In a Biblical society, male status defaults to one higher than women. My experiences in Amish, (old school) Mormon, and non-Western societies is that a man merely has to show up for the women to chase him. In a balanced society, the bulk of the men have a status higher than the bulk of women, so hypergamy is satisfied without any specific "game". When you have status, you naturally act according to it. No "faking" higher status than you have.

The fundamentals have to be sorted; the fundamentals are obedience to God. God has Laws. They are in the Bible. Game illuminates the consequences of sin, but its bandaid approach is nowhere near enough. So I say, it is a nuclear arms race... a race against God. And God always wins. Even the men with the best Game will stumble and be punished if they ignore this.

Brad Andrews said...

I couldn't find the Scripture the other day, but I remember reading something about it being wrong to even talk of the wicked deeds some sinners do. That would make pointing people to sites like CH a bit dubious (at best) if I remember it correctly.
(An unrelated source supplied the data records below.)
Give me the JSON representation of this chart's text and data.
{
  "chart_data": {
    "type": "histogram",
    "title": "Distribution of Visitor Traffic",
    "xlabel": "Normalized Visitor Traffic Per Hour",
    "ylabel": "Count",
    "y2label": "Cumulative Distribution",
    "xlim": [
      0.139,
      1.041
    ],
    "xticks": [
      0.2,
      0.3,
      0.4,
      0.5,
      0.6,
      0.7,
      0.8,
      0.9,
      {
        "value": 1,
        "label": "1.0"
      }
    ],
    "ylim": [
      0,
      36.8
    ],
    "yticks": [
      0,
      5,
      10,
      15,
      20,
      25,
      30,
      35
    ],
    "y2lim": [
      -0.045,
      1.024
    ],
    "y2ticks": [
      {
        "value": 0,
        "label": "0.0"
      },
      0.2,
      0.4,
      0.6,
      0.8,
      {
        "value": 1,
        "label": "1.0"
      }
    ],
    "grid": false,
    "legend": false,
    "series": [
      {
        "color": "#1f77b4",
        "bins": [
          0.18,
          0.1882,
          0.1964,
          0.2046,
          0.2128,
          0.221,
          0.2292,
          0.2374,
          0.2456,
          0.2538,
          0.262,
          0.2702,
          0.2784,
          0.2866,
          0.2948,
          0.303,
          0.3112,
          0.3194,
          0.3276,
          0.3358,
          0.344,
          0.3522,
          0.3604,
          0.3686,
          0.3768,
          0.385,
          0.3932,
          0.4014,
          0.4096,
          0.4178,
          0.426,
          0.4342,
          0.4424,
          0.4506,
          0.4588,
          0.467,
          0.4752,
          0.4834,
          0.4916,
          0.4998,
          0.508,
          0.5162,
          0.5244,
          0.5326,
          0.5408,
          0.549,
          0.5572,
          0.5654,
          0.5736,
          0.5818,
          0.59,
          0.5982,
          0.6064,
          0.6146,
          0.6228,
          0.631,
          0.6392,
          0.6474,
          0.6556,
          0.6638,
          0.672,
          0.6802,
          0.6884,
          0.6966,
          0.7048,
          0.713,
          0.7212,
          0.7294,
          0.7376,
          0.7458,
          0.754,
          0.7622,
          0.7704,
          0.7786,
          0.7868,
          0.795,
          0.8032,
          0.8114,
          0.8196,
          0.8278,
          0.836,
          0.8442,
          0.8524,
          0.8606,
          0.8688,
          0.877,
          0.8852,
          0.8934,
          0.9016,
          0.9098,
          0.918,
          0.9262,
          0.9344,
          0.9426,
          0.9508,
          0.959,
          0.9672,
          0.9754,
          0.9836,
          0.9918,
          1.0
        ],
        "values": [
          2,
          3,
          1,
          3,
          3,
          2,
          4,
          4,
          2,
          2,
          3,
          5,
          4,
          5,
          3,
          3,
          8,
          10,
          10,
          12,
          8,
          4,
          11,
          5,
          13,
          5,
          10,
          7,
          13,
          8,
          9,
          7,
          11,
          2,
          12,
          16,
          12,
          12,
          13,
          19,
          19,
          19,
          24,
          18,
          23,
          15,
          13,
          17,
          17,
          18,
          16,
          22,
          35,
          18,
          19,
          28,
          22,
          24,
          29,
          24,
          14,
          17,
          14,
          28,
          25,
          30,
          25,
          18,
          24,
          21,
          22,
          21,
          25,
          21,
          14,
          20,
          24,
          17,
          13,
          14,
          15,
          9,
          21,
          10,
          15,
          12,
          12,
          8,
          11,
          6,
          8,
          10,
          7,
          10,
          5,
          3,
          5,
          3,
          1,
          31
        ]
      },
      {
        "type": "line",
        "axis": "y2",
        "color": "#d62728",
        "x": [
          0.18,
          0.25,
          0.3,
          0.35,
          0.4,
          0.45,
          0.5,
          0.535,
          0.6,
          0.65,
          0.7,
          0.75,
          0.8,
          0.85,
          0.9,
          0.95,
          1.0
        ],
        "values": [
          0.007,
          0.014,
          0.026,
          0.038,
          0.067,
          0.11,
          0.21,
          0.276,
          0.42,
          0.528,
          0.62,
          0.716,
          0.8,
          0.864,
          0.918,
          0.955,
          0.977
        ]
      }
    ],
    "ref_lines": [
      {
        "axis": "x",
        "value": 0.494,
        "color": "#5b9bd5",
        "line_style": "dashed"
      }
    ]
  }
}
I have no problem with the principles. My challenge is with the boast of evil deeds. That doesn't seem consistent with our call as Christians.

Tobias Templo said...

It is easy to claim that a man who shares his successful experience with very attractive women as a "boast of evil deeds".

It's like being the 9-to-5 working guy listening to an ex-9-to-5 working guy succeeding financial and now is financially independent and sharing how he did it.

It's easy because the very first emotion unsuccessful men normally feel when they hear these things is envy. Then the rationalization comes in - "he did something bad to get ahead".